Amir bin veheb

Kainatın Efendisi'nin saadetli mescidine beni süleym kabilesinden sa'd isimli biri geldi. Bu rengi siyah bir gençti buna mukabil gönlü billurlardan daha duruydu. İç gözlerine ilahi Nur'un sürmesi çekilmişti iman ve ahlak abidesi bir cevandı.
  Ezile büzüle Allah Resulü'nün yanına sokuldu ve tatlı bir eda ile;
- Ey Allah'ın resulü dedi rengimin siyahlı yüzümün çirkinliği cennete girmeme mani midir?
Insanlığın tacı tebessüm buyurdular,
- Hayır neden mani olsun Allah'ın emirlerine uyup Rasulü'nün Tavsiyelerine riayet ettikten sonra.

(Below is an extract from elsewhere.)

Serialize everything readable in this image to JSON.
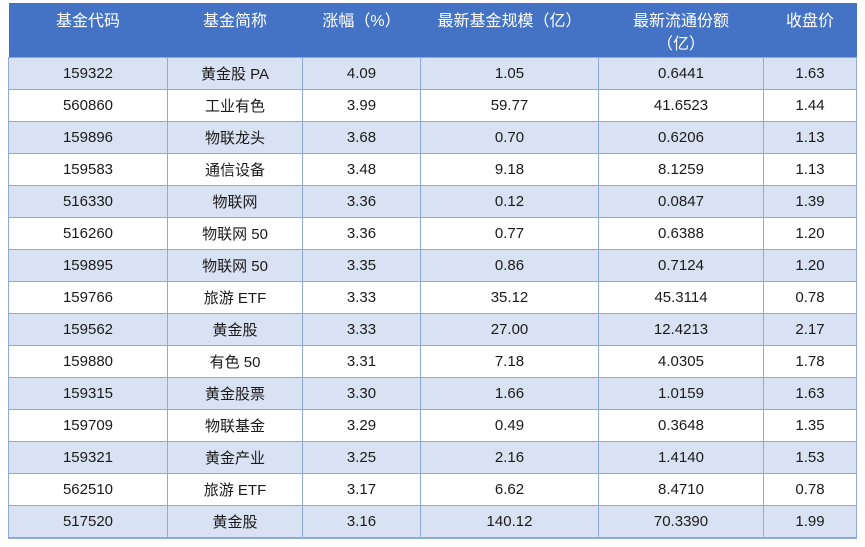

- İyi ama ey Allah'ın Resulü ben şu mecliste 8 ay evvel Allah'a iman edip Resulü tasdik ederek İslam'a girdikten sonra şu anda hazır bulunanlara evlenmem için müracaatta bulundum yüzümün çirkinliği rengimin siyahlığı sebebiyle beni reddettiler, akrabalarımın deri yapısı bana da sirayet etmişse bunda benim ne suçum var?

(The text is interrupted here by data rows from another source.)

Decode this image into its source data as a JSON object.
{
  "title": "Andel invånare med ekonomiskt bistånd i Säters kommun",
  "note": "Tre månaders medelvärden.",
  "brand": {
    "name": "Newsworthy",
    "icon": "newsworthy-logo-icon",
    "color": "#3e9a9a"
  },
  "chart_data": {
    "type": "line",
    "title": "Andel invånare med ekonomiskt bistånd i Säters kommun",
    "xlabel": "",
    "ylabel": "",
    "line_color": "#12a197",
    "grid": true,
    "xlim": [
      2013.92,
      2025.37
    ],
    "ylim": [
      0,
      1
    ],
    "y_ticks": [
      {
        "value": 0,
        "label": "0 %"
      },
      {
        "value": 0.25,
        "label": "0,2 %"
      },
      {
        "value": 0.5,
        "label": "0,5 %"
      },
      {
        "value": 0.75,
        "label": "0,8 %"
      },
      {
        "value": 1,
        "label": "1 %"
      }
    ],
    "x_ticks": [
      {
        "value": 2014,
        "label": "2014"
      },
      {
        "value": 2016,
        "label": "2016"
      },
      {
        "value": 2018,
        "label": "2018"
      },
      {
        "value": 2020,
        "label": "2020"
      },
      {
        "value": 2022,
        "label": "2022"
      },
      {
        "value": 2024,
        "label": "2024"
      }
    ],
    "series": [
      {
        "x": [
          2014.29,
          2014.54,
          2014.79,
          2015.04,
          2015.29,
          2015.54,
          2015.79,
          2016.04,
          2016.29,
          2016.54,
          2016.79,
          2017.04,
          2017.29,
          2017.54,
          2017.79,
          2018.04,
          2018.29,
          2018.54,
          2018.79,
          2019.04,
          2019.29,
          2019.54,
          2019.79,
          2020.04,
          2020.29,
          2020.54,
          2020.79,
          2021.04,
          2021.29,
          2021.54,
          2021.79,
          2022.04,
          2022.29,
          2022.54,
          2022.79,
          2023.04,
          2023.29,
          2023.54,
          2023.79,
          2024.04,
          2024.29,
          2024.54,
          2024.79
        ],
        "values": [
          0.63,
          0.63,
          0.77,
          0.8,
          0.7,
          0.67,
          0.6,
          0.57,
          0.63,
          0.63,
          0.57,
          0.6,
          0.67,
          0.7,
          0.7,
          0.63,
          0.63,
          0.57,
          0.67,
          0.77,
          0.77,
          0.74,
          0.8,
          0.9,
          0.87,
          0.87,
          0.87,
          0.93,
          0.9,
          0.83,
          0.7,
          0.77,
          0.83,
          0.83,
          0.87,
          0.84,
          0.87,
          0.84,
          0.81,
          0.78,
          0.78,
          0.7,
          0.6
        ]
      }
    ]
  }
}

- O günkü Cemaat içinde Amir bin veheb yok muydu?
- Yoktu.
- Öyleyse şimdi ona git Allah'ın Resulü beni damat yapmanı istedi de.
- Peki Allah`ın Resulü! Hemen gidiyorum....   Süleymli sa'd sevinç ve neşe içinde Mescidi saadetten çıktı içi içine sığmıyordu sanki nurdan bir kanat takılmıştı hep uçuyordu. Nihayet Amir bin veheb`in kapısına vardı ve kapıyı çaldı.:
Tak....  Tak....  Tak....
İçerden ses geldi. - Kim o?
- Hayırlı bir iş için gelen biri. Amir Veheb hemen kapıyı açtı ve Sa`d ı içeri aldı.
- Söyle bakalım, ne istiyorsun?
- Ben Allah'ın Resulü gönderdi ve damat olarak kabul etmenizi emir buyurdu.
- Sana kızımı veremem.
- Siz bilirsiniz.
Bu konuşma olurken kapı arkasında bulunan kız hepsini duyuyordu babasının red cevabını duyunca kendini tutamadı; - Babacığım, dedi; ne yapıyorsunuz?  O`nu sana kim gönderdi, biliyormusun?
- Evet.
- Maden biliyorsun da neden dert ediyorsun?Sonra vahiy gelip senin bu mukabeleni bildirir de iki alemde de rezil olursun, derhal git ve özür dile!
Âmir bin Veheb`in aklı başına geldi ve hemen Peygamber sav Mescidine koştu:
- Ey Allah'ın Resulü, dedi; bize gelen siyah renkli gencin tarafınızdan gönderildiğine inanmamıştım. Günah işlemişsem tövbe istifar ediyor, kızımı o gence veriyorum...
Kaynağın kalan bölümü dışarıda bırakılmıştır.